To solve the problem of determining the phenotypic ratio in the F2 generation from a selfing of a plant with the genotype "AaBbCC", we can follow these steps: ### Step-by-Step Solution: 1. **Identify the Genotype of the F1 Generation**: The genotype given is AaBbCC. Here, A and B are heterozygous (Aa and Bb), while C is homozygous dominant (CC). 2. **Determine the Types of Gametes Produced**: Since C is homozygous (CC), it will not contribute to variation in the gametes.
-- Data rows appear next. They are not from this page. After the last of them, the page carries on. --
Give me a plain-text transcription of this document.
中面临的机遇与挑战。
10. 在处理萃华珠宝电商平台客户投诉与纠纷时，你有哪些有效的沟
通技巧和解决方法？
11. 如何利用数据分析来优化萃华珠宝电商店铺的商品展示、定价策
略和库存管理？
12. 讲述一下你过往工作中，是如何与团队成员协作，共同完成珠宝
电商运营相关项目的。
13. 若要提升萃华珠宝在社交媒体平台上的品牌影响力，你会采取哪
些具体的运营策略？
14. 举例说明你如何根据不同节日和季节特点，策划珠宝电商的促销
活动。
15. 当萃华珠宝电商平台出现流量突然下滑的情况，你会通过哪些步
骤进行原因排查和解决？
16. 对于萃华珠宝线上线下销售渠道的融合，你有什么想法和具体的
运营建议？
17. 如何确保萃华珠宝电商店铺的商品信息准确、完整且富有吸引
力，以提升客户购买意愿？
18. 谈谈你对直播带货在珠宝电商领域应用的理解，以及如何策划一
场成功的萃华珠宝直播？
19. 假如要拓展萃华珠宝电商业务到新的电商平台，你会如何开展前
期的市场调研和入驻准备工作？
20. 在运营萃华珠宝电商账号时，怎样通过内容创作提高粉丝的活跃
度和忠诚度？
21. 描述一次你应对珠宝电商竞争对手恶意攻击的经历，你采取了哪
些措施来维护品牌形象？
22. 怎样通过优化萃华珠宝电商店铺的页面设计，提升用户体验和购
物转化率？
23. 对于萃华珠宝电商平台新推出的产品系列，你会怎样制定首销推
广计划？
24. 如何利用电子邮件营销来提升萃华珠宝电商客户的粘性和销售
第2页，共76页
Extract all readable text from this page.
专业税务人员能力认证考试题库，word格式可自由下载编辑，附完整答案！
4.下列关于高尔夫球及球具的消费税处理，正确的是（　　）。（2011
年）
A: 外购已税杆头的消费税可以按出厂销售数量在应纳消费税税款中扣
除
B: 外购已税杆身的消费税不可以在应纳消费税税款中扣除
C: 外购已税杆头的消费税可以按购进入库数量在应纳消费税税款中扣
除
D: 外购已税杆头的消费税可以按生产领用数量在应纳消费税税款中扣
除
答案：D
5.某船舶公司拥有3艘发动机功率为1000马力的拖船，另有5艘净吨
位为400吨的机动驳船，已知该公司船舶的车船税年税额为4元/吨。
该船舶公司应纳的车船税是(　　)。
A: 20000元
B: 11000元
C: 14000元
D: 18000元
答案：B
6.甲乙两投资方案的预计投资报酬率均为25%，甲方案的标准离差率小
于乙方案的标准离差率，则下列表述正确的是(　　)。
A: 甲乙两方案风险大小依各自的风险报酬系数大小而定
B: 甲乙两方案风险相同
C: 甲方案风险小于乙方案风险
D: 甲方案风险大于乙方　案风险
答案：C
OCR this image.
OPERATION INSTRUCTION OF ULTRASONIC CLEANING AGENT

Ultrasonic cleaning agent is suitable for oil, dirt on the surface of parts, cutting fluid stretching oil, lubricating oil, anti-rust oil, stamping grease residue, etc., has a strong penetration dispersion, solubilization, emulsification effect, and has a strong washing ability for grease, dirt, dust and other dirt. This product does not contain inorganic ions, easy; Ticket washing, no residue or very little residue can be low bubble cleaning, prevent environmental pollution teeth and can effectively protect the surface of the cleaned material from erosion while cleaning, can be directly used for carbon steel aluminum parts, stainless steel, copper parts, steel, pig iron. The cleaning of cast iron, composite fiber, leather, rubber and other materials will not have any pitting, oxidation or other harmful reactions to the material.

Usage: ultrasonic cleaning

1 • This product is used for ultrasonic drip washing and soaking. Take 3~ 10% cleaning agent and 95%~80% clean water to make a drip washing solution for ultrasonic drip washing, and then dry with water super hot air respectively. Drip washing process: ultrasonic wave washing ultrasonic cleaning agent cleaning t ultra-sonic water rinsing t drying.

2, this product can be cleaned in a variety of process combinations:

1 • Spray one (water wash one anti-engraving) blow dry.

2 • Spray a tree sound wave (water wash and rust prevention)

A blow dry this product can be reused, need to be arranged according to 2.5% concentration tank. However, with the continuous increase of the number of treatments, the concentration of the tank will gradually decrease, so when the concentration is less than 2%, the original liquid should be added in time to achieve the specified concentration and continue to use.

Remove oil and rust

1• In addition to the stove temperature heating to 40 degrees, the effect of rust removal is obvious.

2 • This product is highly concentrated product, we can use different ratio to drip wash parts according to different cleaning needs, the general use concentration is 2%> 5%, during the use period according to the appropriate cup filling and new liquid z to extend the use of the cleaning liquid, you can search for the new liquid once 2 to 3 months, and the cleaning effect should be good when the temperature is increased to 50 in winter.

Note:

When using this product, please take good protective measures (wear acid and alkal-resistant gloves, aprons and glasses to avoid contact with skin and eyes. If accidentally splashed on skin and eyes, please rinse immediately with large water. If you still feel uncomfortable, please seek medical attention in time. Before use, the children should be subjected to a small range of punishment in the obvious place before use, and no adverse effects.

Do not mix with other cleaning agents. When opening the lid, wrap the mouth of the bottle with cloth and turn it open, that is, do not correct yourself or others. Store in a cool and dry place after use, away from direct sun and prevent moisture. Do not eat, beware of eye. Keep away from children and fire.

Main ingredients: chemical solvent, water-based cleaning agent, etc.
Therefore, we only need to consider the alleles A and B. - The possible gametes from Aa are: A and a. - The possible gametes from Bb are: B and b. - Since C is constant (CC), we can ignore it for the gamete combinations. Thus, the gametes produced will be: - AB - Ab - aB - ab 3. **Perform a Dihybrid Cross**: We can now perform a dihybrid cross using the gametes: - The gametes from one parent: AB, Ab, aB, ab - The gametes from the other parent (selfing the same plant): AB, Ab, aB, ab This results in a 4x4 Punnett square, giving us 16 combinations. 4. **Count the Phenotypes**: Since C is homozygous, it does not affect the phenotypic ratio. We can focus on the combinations of A and B: - The phenotypic ratio for a typical dihybrid cross (AaBb x AaBb) is: - 9 (A-B-): Dominant for both traits - 3 (A-bb): Dominant for A and recessive for B - 3 (aaB-): Recessive for A and dominant for B - 1 (aabb): Recessive for both traits 5. **Final Phenotypic Ratio**: Therefore, the phenotypic ratio in the F2 generation will be: - **9 : 3 : 3 : 1**.